Can anybody please explain the above (seeming) discrepancy to me?
Thank you very much.
char
in C for all practical purposes means "byte", not "character"
Your source file is most likely encoded in UTF-8, where the euro symbol is encoded as the following 3 bytes: 0xE2 0x82 0xAC.
putchar
, as the name implies, writes single bytes. C as a language has no notion of "characters" or "encodings", and GCC by default uses the exact bytes it found in the source file. So in your case it prints a byte 0xAC (the least significant byte of '€'
) to the standard output. It doesn't matter how it looks like in your editor or what encoding the file is supposed to be. GCC doesn't case, it copies bytes as-is.
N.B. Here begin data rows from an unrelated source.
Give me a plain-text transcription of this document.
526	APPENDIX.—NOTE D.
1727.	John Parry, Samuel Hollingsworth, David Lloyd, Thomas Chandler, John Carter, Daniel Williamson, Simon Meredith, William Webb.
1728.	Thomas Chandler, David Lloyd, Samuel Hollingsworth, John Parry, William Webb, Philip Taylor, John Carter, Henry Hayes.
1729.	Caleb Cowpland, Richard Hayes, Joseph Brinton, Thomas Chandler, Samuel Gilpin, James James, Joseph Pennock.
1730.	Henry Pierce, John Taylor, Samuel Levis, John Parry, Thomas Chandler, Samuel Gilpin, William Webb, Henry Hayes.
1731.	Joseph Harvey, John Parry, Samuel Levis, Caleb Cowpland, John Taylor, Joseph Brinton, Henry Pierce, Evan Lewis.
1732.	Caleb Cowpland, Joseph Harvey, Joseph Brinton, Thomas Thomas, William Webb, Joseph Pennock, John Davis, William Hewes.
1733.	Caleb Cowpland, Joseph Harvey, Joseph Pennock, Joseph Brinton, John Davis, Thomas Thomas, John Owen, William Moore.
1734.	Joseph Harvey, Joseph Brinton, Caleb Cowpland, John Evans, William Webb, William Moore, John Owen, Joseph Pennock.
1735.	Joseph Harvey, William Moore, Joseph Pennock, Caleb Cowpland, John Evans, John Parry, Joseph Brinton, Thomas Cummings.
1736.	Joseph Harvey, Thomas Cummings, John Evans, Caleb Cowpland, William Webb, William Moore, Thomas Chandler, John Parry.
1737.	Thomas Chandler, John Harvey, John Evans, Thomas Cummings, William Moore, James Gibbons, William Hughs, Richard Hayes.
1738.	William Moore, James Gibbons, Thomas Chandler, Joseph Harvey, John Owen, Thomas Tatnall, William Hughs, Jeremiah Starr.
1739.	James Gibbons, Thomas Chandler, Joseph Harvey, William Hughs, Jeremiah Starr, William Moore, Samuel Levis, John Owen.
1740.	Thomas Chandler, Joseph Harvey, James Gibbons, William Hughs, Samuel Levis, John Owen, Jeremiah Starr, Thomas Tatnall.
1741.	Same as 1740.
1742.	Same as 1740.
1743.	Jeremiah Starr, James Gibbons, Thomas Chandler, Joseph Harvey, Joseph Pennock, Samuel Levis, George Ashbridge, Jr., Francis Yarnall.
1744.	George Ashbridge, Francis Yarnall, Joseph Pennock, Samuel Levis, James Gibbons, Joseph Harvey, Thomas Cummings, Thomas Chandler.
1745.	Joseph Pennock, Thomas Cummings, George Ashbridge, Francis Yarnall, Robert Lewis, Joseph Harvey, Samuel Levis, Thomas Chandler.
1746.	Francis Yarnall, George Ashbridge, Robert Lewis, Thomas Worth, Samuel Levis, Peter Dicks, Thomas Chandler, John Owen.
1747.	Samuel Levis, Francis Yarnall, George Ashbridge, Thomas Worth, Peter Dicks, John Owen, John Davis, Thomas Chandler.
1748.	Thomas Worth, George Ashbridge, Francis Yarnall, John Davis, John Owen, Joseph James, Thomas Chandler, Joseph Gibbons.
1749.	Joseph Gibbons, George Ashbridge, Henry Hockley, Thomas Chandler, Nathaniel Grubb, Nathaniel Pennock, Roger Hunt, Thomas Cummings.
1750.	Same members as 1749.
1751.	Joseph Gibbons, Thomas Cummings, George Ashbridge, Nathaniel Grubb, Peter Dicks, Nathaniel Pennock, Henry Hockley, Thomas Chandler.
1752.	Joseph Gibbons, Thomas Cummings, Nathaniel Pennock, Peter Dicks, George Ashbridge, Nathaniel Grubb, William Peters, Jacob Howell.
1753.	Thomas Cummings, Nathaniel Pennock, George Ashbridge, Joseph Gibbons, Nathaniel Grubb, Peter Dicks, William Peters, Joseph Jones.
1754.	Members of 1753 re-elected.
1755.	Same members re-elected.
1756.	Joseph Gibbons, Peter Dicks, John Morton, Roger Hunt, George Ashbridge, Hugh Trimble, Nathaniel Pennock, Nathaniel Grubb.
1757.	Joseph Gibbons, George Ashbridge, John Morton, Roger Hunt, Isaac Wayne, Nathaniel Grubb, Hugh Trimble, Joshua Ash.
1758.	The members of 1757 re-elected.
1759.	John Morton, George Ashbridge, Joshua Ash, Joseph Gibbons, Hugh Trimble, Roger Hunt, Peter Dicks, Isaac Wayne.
What the terminal displays given the stream of bytes from a program, it depends solely on the settings of that terminal. If you want to display UTF-8 encoded text in Windows terminal, you should enter chcp 65001
and change the font to Lucida.
Since your editor displays the bytes according to a specified encoding, and a terminal displays the same bytes using some encoding, then (as long as you use GCC or Clang with default settings) if the editor and terminal use the same encoding, you should see the same characters in both programs.
EDIT: Few remarks about how GCC handles encodings:
There are two options: -finput-charset
and -fexec-charset
. GCC treats bytes in narrow string and char literals literally only if those two options are identical. If they are not, GCC converts them from input encoding to exec encoding.
After a bit of testing, I conclude that for some reason your GCC runs with Windows-1250 as input encoding and UTF-8 as exec encoding.
If you want to make really really sure you are using the right encoding, add -finput-charset=cp1250 -fexec-charset=cp1250
to compiler options.
Also, this way you can make your program run in the default encoding of your console if you so desire.